Quelle dérision : le gong sera — ou non — sonné par Buisson.
La vie de Camille est maintenant suspendue à l’efficacité de l’assassin de sa femme.
Anne, elle, est assise sur le canapé du salon, elle n’a pas allumé la lumière, la pénombre de la forêt a gagné l’intérieur de la maison. Les seules lueurs sont des clignotants, celui de l’alarme, celui de son téléphone portable, qui égrènent les secondes. Anne ne bouge pas, se répète en boucle les mots qu’elle va dire. Elle sent que l’énergie pourrait lui manquer, mais il faut absolument qu’elle réussisse, c’est une question de vie et de mort.
Si cette mort était la sienne, à cet instant précis, elle céderait.
Elle n’a pas envie de mourir mais elle l’accepterait.
Mais il faut réussir, c’est la dernière marche à franchir.
Fernand joue aux cartes comme il vit, c’est un faible. Il a peur de moi, il fait exprès de perdre, il pense que ça me flatte, il est vraiment con. Il ne dit rien mais il s’inquiète. Dans moins d’une heure, il doit faire rentrer le personnel, diriger la mise en place pour le service du soir, déjà le cuisinier est arrivé, bonjour patron, Fernand, ça le remplit d’orgueil, pour une phrase comme celle-ci il a vendu sa vie et trouve encore le deal avantageux.
Moi, je suis ailleurs.
Je vois passer les heures, ça peut durer comme ça toute la journée, toute la nuit suivante. J’espère que Verhœven va se montrer efficace, sa compétence fait partie des variables sur lesquelles j’ai spéculé. Il n’a pas intérêt à me décevoir.
Selon mes calculs, l’horaire butoir, c’est demain midi.
Si je n’ai pas obtenu gain de cause demain midi, je pense que c’est mort.
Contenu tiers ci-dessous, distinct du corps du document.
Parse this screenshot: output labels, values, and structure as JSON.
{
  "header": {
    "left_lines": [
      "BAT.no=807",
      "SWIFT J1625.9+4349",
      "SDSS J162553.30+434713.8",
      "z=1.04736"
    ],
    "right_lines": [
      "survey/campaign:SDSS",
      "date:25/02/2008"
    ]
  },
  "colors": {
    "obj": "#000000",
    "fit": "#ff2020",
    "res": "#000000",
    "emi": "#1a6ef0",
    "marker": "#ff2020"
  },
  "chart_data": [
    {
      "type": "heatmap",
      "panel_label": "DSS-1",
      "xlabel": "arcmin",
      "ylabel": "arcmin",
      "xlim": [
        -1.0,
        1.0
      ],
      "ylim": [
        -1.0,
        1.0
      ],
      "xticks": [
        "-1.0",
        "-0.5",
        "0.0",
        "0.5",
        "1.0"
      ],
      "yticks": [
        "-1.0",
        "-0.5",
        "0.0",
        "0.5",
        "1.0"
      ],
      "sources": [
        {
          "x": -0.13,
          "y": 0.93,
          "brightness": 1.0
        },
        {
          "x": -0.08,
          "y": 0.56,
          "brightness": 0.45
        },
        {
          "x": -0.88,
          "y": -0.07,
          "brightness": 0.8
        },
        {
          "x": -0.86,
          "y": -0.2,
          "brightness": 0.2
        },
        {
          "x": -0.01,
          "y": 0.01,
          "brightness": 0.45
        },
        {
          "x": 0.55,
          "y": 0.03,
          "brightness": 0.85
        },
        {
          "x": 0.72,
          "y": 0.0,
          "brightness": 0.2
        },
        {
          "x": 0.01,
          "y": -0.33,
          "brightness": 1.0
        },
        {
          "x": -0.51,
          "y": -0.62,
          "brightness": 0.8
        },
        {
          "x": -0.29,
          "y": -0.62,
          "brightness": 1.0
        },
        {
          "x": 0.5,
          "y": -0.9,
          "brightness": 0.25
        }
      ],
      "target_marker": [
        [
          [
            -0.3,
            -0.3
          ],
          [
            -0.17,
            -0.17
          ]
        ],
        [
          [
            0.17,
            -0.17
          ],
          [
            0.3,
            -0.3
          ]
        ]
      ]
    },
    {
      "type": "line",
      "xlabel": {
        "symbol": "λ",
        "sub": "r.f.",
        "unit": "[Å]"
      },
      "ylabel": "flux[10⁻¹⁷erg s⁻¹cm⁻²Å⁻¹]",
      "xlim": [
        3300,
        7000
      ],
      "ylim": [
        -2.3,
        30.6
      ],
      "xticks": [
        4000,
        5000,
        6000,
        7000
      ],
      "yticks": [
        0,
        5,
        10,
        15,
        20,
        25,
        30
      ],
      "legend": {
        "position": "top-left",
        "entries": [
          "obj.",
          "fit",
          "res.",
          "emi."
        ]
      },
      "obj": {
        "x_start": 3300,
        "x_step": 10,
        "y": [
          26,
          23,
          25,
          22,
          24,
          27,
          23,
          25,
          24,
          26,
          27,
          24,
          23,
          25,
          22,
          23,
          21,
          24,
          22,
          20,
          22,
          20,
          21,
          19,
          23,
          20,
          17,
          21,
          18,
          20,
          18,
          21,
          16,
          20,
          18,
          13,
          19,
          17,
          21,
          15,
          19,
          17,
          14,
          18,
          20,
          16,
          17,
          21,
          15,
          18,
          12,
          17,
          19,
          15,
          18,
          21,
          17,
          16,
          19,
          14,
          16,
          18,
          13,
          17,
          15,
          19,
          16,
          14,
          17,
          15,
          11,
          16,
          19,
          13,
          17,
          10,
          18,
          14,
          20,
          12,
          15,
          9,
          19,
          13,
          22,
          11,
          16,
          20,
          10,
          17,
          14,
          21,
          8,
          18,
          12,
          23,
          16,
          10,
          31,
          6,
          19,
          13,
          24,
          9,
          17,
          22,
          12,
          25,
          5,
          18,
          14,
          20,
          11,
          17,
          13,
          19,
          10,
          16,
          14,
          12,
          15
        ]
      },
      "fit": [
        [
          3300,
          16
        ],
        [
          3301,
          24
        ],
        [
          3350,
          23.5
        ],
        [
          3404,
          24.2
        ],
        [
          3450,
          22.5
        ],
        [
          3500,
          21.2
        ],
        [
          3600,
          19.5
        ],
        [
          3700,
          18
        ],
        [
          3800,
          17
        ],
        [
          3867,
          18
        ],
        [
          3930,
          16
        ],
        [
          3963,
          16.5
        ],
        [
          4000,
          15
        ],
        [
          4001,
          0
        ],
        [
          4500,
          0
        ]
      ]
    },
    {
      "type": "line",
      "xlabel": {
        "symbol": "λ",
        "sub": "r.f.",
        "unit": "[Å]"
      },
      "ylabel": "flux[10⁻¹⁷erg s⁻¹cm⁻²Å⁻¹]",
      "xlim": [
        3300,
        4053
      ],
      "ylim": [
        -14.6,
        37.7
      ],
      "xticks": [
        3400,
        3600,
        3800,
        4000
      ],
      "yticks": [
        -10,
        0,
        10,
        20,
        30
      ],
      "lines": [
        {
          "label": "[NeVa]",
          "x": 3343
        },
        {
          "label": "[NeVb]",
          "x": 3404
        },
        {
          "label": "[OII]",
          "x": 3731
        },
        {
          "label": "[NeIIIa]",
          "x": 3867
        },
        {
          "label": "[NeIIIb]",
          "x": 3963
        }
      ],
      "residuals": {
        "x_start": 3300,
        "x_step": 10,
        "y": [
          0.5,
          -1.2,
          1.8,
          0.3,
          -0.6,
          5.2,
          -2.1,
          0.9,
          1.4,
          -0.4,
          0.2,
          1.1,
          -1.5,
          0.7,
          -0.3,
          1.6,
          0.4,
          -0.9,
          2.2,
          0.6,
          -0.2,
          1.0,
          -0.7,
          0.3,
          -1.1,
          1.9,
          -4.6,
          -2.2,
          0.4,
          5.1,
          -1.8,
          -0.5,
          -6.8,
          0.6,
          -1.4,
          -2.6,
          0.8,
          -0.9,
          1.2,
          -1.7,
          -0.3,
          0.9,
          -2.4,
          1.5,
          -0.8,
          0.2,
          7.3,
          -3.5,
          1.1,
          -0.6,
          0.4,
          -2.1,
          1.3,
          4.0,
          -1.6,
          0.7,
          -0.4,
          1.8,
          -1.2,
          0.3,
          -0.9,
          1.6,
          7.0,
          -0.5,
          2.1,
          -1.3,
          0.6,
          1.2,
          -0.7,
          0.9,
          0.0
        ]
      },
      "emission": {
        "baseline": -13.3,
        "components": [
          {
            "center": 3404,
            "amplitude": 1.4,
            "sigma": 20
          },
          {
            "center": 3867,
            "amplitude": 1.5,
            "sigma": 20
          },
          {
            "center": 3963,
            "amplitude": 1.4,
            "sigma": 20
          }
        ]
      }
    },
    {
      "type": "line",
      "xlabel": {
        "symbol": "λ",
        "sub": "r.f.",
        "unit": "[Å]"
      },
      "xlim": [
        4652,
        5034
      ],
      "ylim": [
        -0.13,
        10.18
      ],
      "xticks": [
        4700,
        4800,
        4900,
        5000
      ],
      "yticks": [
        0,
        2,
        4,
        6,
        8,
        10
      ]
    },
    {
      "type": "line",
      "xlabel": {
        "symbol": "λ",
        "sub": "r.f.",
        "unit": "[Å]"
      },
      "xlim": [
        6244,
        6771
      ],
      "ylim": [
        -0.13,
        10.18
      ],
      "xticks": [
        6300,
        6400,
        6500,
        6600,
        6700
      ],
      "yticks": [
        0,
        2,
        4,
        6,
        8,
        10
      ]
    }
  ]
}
Dans tous les sens du terme.
18 h 00
Rue Durestier. Le siège de Wertig & Schwindel. Le hall est divisé en deux parties, à droite les ascenseurs qui montent vers les bureaux, à gauche la boutique de vente de billets. Dans ces immeubles anciens, le hall est démesuré. Pour meubler et rendre l’accueil moins froid, on a réduit la hauteur sous plafond, posé un peu partout des bacs de plantes vertes, de larges fauteuils, des présentoirs avec des catalogues de voyages, des tables basses.
Camille reste à l’entrée. Il imagine parfaitement Anne, installée dans un fauteuil, un œil sur sa montre, attendant l’heure de sortir le retrouver.
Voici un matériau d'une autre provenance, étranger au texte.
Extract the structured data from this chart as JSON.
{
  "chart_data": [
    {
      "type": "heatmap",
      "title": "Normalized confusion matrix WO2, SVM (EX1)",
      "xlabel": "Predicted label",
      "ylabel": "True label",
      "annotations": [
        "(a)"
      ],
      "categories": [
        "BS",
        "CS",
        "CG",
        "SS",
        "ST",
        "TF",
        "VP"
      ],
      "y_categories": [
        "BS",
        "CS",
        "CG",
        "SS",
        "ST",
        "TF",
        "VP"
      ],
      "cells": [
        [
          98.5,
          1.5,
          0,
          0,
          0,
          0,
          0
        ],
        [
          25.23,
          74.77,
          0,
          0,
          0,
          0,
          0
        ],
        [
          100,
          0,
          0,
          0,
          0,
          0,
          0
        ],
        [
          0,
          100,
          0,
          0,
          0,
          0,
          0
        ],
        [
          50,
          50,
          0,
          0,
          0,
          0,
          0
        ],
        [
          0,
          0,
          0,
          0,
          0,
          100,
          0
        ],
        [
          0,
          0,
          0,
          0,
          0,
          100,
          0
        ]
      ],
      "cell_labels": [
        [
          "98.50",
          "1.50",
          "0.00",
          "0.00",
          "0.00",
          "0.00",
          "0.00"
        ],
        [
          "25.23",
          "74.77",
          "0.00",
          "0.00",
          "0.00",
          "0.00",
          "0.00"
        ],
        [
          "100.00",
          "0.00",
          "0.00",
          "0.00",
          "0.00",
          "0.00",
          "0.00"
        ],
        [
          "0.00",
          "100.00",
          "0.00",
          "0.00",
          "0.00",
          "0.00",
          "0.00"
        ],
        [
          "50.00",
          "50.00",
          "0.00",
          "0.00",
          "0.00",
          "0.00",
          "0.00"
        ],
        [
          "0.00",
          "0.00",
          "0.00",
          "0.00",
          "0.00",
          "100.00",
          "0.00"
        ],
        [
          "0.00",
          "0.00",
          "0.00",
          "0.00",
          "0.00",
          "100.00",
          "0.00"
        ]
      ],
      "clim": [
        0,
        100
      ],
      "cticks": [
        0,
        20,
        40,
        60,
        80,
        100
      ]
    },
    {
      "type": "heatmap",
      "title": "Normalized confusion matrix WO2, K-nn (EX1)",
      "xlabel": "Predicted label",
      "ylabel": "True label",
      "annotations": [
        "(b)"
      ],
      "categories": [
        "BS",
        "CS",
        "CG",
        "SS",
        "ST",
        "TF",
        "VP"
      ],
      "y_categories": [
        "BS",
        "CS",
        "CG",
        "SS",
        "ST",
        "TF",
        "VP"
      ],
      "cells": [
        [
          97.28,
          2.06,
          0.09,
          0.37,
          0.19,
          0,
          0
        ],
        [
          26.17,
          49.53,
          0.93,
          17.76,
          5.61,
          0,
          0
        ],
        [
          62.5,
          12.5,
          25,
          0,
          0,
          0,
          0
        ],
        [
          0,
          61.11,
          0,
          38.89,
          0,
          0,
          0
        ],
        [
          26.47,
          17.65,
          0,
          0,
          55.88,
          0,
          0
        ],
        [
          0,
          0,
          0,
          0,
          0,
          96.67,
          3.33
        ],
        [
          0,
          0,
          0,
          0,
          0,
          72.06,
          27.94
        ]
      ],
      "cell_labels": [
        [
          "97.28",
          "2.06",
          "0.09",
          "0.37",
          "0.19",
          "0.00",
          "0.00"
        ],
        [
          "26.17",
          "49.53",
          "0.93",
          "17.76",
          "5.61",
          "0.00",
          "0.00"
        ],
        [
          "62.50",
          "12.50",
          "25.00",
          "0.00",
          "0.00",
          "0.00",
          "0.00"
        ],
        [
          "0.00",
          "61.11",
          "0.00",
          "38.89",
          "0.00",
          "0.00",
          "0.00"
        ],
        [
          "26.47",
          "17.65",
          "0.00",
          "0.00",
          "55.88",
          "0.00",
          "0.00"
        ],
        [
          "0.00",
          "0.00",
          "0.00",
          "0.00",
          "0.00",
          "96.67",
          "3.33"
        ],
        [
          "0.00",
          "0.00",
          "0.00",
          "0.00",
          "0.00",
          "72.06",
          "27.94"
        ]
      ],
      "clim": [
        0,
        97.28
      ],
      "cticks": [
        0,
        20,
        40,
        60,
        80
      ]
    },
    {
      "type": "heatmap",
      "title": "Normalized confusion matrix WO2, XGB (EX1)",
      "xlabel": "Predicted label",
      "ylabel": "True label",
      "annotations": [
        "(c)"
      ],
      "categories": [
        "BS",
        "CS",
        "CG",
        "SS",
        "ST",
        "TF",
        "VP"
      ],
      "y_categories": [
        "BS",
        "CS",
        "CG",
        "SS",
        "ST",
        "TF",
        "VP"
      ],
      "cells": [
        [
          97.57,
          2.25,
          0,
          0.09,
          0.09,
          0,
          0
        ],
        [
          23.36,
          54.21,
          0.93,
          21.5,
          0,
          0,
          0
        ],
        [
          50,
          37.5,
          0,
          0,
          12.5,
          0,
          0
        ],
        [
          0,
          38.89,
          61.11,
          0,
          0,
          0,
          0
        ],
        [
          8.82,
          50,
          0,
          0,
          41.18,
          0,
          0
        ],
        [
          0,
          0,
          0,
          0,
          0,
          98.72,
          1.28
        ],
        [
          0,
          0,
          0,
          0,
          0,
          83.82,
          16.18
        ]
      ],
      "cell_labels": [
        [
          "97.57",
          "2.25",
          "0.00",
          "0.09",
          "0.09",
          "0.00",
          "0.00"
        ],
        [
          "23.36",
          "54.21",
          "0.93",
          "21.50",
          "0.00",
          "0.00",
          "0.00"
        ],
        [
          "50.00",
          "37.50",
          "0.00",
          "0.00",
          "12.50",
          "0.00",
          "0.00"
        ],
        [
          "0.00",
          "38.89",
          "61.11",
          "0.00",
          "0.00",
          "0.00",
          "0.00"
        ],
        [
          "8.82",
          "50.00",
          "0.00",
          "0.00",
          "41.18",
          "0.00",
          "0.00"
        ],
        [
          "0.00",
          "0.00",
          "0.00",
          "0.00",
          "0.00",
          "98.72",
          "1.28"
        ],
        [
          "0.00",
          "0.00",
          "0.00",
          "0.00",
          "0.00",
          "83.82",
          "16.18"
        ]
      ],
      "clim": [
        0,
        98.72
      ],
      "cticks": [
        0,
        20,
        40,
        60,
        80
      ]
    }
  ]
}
Elle prenait un air affairé quand elle arrivait, toujours légèrement en retard sur l’heure du rendez-vous, avec un petit signe, désolée, j’ai fait ce que j’ai pu, le sourire qui va avec et qui donne forcément envie de dire : c’est rien, t’inquiète pas.
Le plan était même encore plus rusé. Camille s’en rend compte lorsqu’il voit soudain apparaître, à l’angle de l’ascenseur, un coursier empressé avec son casque sous le bras. Camille s’avance. Une autre sortie donne rue Lessard. Rien de plus pratique. Si Anne arrivait en retard, elle pouvait entrer par ici et aussitôt ressortir rue Durestier.
Sur le trottoir, Camille ravi, tout le monde était content.
Il a laissé le boulevard derrière lui, s’est installé à la terrasse de la Roseraie, à l’angle de la rue de Faubourg-Laffite. Quitte à laisser le temps passer, autant faire quelque chose, l’inaction, ça vous tue quand vous vous sentez dégringoler.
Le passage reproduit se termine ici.